Bèmu ma rhee : les ancêtres et les esprits
Le religieux et le sacré vont s’exprimer et se concentrer autour de la figure ancestrale. Dans la société d’autrefois ils se manifestaient au grand jour à travers la sculpture et les masques tandis que les objets supports de puissance, comme les pierres magiques, se manipulaient dans le secret. La place importante du rêve dans la société kanak indique un mode de contact aux esprits qui garde toute sa vivacité. La figure historique du grand chef Aman de Touho illustre cette section.
Kamö ma vibéé : la personne et ses liens
La personne est fortement vécue dans le monde kanak. Mais on n’oublie jamais l’importance des liens sociaux qui la font vivre. Ces liens sont rappelés à chaque grande occasion de la vie par la circulation des monnaies qui les matérialisent. La société contemporaine vit toujours de ces liens dont on rappelle la profondeur dans les mariages et les grands deuils.
Toute l’ambition de Jean Marie Tjibaou (1936-1989) fut de tenter de construire un pays dont le contemporain s’appuierait sur ces fondements immuables de la société kanak. Autour de sa figure s’organise la fin du parcours.
Komè : les "reflets"
Le parcours secondaire est constitué de quatre "reflets", jouant comme les satellites des "visages" :
- L’invention : le regard des Lumières
- L’inventaire : la description scientifique
- La colonisation : l’invention d’une imagerie de propagande
- La réappropriation de notre image : de Canaque à Kanak.

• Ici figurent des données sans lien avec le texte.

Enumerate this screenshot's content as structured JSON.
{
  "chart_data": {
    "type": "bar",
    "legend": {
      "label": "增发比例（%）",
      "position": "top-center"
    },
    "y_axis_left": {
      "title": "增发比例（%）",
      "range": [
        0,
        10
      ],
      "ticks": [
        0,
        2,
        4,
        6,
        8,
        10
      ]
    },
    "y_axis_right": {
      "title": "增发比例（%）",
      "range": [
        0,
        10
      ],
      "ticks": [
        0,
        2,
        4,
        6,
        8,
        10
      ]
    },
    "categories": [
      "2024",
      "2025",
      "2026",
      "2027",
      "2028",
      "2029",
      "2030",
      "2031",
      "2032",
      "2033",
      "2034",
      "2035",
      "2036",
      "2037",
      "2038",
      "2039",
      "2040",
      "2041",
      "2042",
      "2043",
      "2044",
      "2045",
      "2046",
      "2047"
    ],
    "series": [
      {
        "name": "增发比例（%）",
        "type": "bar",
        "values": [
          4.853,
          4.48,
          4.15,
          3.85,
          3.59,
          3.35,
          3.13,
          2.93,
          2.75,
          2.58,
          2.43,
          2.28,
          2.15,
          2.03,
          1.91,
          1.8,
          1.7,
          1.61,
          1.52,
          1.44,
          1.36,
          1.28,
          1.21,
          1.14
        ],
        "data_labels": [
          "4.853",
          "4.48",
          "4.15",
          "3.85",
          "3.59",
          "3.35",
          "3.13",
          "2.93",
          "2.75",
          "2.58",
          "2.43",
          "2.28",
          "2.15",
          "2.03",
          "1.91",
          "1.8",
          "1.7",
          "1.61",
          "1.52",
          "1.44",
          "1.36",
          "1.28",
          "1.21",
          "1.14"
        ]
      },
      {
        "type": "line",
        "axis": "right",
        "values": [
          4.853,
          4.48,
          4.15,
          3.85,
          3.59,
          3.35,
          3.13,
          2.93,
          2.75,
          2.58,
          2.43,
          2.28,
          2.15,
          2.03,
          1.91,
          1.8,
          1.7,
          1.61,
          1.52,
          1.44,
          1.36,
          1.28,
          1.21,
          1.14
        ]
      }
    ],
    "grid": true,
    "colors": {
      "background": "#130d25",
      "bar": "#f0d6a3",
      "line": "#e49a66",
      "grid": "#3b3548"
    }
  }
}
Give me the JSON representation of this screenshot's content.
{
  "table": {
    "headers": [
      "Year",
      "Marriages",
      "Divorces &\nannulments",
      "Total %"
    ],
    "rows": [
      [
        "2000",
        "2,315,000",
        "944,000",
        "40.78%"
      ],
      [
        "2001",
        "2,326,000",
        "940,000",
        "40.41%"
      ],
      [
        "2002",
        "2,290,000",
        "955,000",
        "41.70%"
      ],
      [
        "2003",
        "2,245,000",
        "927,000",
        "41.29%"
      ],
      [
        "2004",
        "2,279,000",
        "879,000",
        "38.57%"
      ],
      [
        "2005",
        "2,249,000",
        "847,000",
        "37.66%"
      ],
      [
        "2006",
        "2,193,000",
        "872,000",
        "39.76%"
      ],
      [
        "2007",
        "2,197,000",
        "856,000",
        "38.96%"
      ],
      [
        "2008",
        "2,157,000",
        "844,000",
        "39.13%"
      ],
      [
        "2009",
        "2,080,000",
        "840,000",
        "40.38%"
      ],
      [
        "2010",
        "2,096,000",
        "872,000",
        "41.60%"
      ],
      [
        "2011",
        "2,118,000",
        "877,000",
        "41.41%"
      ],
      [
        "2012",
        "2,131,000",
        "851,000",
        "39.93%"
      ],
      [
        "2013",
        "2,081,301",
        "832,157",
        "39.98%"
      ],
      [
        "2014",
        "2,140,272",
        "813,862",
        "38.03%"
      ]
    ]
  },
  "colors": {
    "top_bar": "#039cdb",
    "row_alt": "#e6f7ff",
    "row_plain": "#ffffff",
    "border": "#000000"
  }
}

Le concept de "reflet" est l’outil de la mise en perspective historique de l’ensemble des œuvres présentées. Elles seront toujours datées avec évidence, soit renvoyant au passé, soit marquant, en rapport avec ce passé, la contemporanéité des fonctions et des sens.
Y seront montrés des objets liés aux grandes explorations du XVIIIème et du XIXème siècles, une évocation documentaire des expositions coloniales et universelles où furent exhibés plusieurs groupes de Kanak, de nombreux documents illustrant l’imagerie populaire et les lieux communs, des images photographiques et des documents évoquant l’évolution du regard scientifique et missionnaire sur le monde kanak.